5.4.1. Evaluation on Large-Scale Obfuscation Performance

In the large-scale obfuscation setting, both the obfuscation knowledge and evaluation are conducted within the Maybenot dataset, allowing assessment of WFD-EST’s performance across diverse website traffic patterns. Each WF defense scheme learns traffic characteristics from all 92 websites, and during testing, each traffic sample randomly selects a target website for obfuscation. The evaluation metrics include bandwidth overhead, time overhead, and classification accuracy, as illustrated in Figure 11.
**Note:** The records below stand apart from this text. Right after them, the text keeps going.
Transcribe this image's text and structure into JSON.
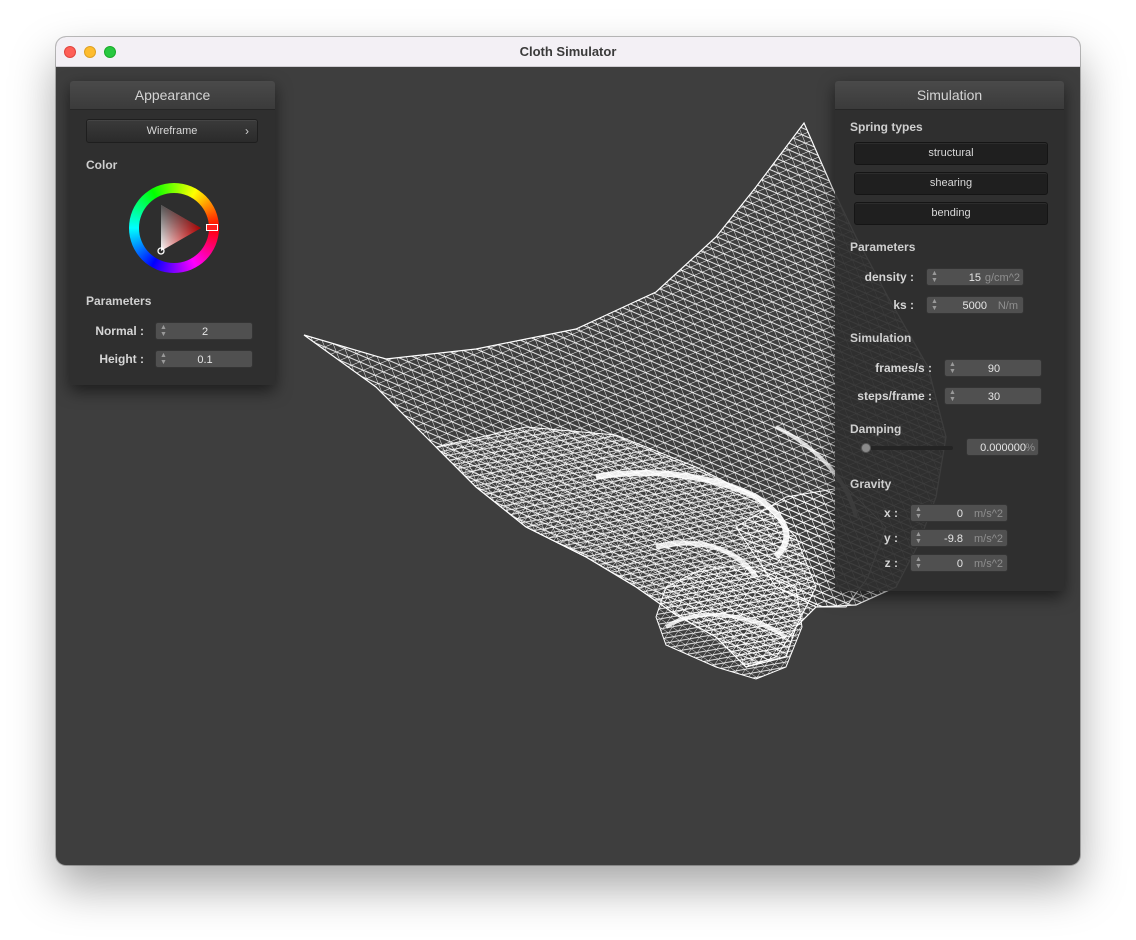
{
  "window": {
    "title": "Cloth Simulator"
  },
  "appearance": {
    "title": "Appearance",
    "shader_label": "Wireframe",
    "color_label": "Color",
    "selected_color": "#ff0000",
    "parameters_label": "Parameters",
    "normal_label": "Normal :",
    "normal_value": "2",
    "height_label": "Height :",
    "height_value": "0.1"
  },
  "simulation": {
    "title": "Simulation",
    "spring_types_label": "Spring types",
    "spring_types": [
      "structural",
      "shearing",
      "bending"
    ],
    "parameters_label": "Parameters",
    "density_label": "density :",
    "density_value": "15",
    "density_unit": "g/cm^2",
    "ks_label": "ks :",
    "ks_value": "5000",
    "ks_unit": "N/m",
    "simulation_label": "Simulation",
    "fps_label": "frames/s :",
    "fps_value": "90",
    "steps_label": "steps/frame :",
    "steps_value": "30",
    "damping_label": "Damping",
    "damping_value": "0.000000",
    "damping_unit": "%",
    "damping_fraction": 0,
    "gravity_label": "Gravity",
    "gx_label": "x :",
    "gx_value": "0",
    "gy_label": "y :",
    "gy_value": "-9.8",
    "gz_label": "z :",
    "gz_value": "0",
    "gravity_unit": "m/s^2"
  },
  "scene": {
    "cloth_color": "#ffffff",
    "background": "#3e3e3e"
  }
}
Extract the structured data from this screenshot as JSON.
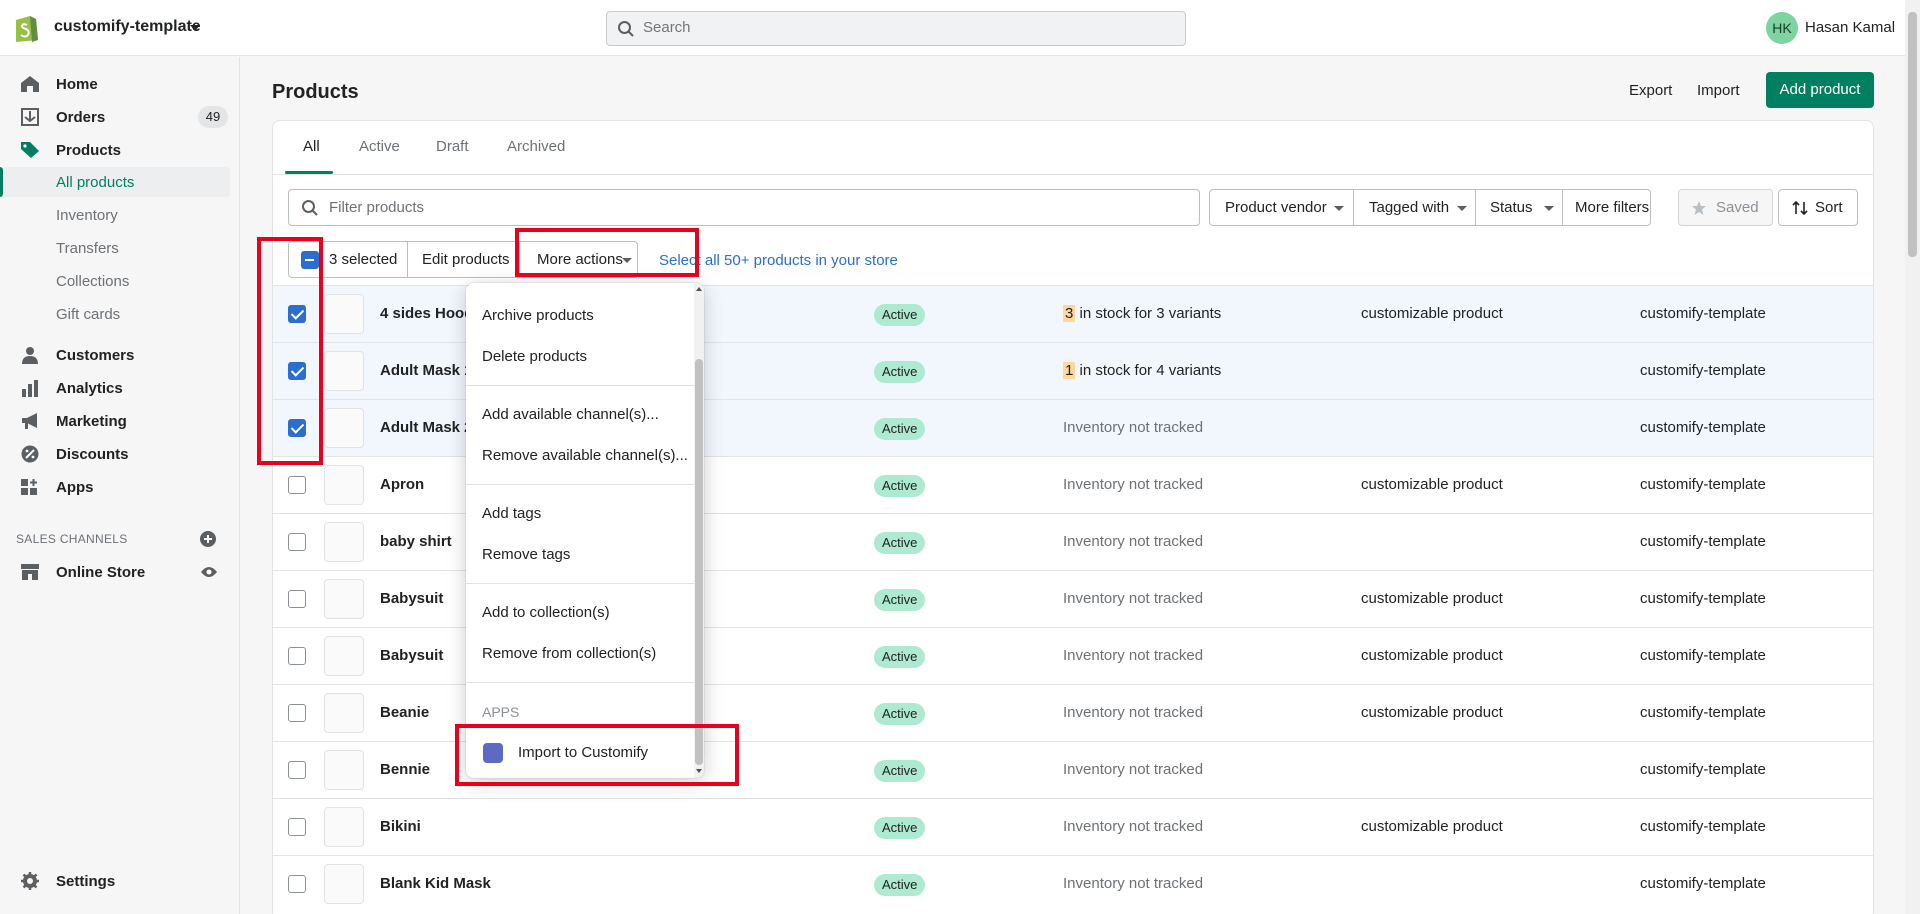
{
  "topbar": {
    "store_name": "customify-template",
    "search_placeholder": "Search",
    "user_initials": "HK",
    "user_name": "Hasan Kamal"
  },
  "sidebar": {
    "items": [
      {
        "label": "Home",
        "icon": "home-icon"
      },
      {
        "label": "Orders",
        "icon": "orders-icon",
        "badge": "49"
      },
      {
        "label": "Products",
        "icon": "tag-icon"
      }
    ],
    "product_sub": [
      "All products",
      "Inventory",
      "Transfers",
      "Collections",
      "Gift cards"
    ],
    "items2": [
      {
        "label": "Customers",
        "icon": "person-icon"
      },
      {
        "label": "Analytics",
        "icon": "bar-chart-icon"
      },
      {
        "label": "Marketing",
        "icon": "megaphone-icon"
      },
      {
        "label": "Discounts",
        "icon": "discount-icon"
      },
      {
        "label": "Apps",
        "icon": "apps-icon"
      }
    ],
    "sales_channels_title": "SALES CHANNELS",
    "online_store": "Online Store",
    "settings": "Settings"
  },
  "page": {
    "title": "Products",
    "export": "Export",
    "import": "Import",
    "add_product": "Add product"
  },
  "tabs": [
    "All",
    "Active",
    "Draft",
    "Archived"
  ],
  "filters": {
    "placeholder": "Filter products",
    "vendor": "Product vendor",
    "tagged": "Tagged with",
    "status": "Status",
    "more": "More filters",
    "saved": "Saved",
    "sort": "Sort"
  },
  "bulk": {
    "selected": "3 selected",
    "edit": "Edit products",
    "more_actions": "More actions",
    "select_all": "Select all 50+ products in your store"
  },
  "dropdown": {
    "group1": [
      "Archive products",
      "Delete products"
    ],
    "group2": [
      "Add available channel(s)...",
      "Remove available channel(s)..."
    ],
    "group3": [
      "Add tags",
      "Remove tags"
    ],
    "group4": [
      "Add to collection(s)",
      "Remove from collection(s)"
    ],
    "apps_title": "APPS",
    "app_action": "Import to Customify"
  },
  "rows": [
    {
      "name": "4 sides Hoodie",
      "status": "Active",
      "inv_count": "3",
      "inv_text": " in stock for 3 variants",
      "type": "customizable product",
      "vendor": "customify-template",
      "selected": true
    },
    {
      "name": "Adult Mask 1",
      "status": "Active",
      "inv_count": "1",
      "inv_text": " in stock for 4 variants",
      "type": "",
      "vendor": "customify-template",
      "selected": true
    },
    {
      "name": "Adult Mask 2",
      "status": "Active",
      "inv_count": "",
      "inv_text": "Inventory not tracked",
      "type": "",
      "vendor": "customify-template",
      "selected": true
    },
    {
      "name": "Apron",
      "status": "Active",
      "inv_count": "",
      "inv_text": "Inventory not tracked",
      "type": "customizable product",
      "vendor": "customify-template",
      "selected": false
    },
    {
      "name": "baby shirt",
      "status": "Active",
      "inv_count": "",
      "inv_text": "Inventory not tracked",
      "type": "",
      "vendor": "customify-template",
      "selected": false
    },
    {
      "name": "Babysuit",
      "status": "Active",
      "inv_count": "",
      "inv_text": "Inventory not tracked",
      "type": "customizable product",
      "vendor": "customify-template",
      "selected": false
    },
    {
      "name": "Babysuit",
      "status": "Active",
      "inv_count": "",
      "inv_text": "Inventory not tracked",
      "type": "customizable product",
      "vendor": "customify-template",
      "selected": false
    },
    {
      "name": "Beanie",
      "status": "Active",
      "inv_count": "",
      "inv_text": "Inventory not tracked",
      "type": "customizable product",
      "vendor": "customify-template",
      "selected": false
    },
    {
      "name": "Bennie",
      "status": "Active",
      "inv_count": "",
      "inv_text": "Inventory not tracked",
      "type": "",
      "vendor": "customify-template",
      "selected": false
    },
    {
      "name": "Bikini",
      "status": "Active",
      "inv_count": "",
      "inv_text": "Inventory not tracked",
      "type": "customizable product",
      "vendor": "customify-template",
      "selected": false
    },
    {
      "name": "Blank Kid Mask",
      "status": "Active",
      "inv_count": "",
      "inv_text": "Inventory not tracked",
      "type": "",
      "vendor": "customify-template",
      "selected": false
    }
  ],
  "colors": {
    "accent": "#008060",
    "link": "#2c6ecb",
    "status_bg": "#aee9d1",
    "annotation": "#e8001c"
  }
}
As shown in Figure 11, WFD-EST consistently achieves the strongest defense performance, exhibiting the lowest BO and TO while substantially reducing classifier accuracy. In contrast, Prism and Mockingbird show inferior performance with higher overhead and weaker obfuscation capability. The superiority of WFD-EST stems from its diffusion-based generative mechanism, which synthesizes realistic multi-scale spatio-temporal feature templates that closely align with target traffic distributions. These pre-generated templates enable efficient, real-time obfuscation with minimal latency and computational cost. By contrast, Prism relies on packet padding and splitting guided by fixed state transitions, limiting adaptability to dynamic traffic behaviors. Mockingbird, which performs online burst-level optimization through iterative packet insertion, suffers from higher latency and imprecise feature matching, leading to both greater overhead and weaker obfuscation fidelity.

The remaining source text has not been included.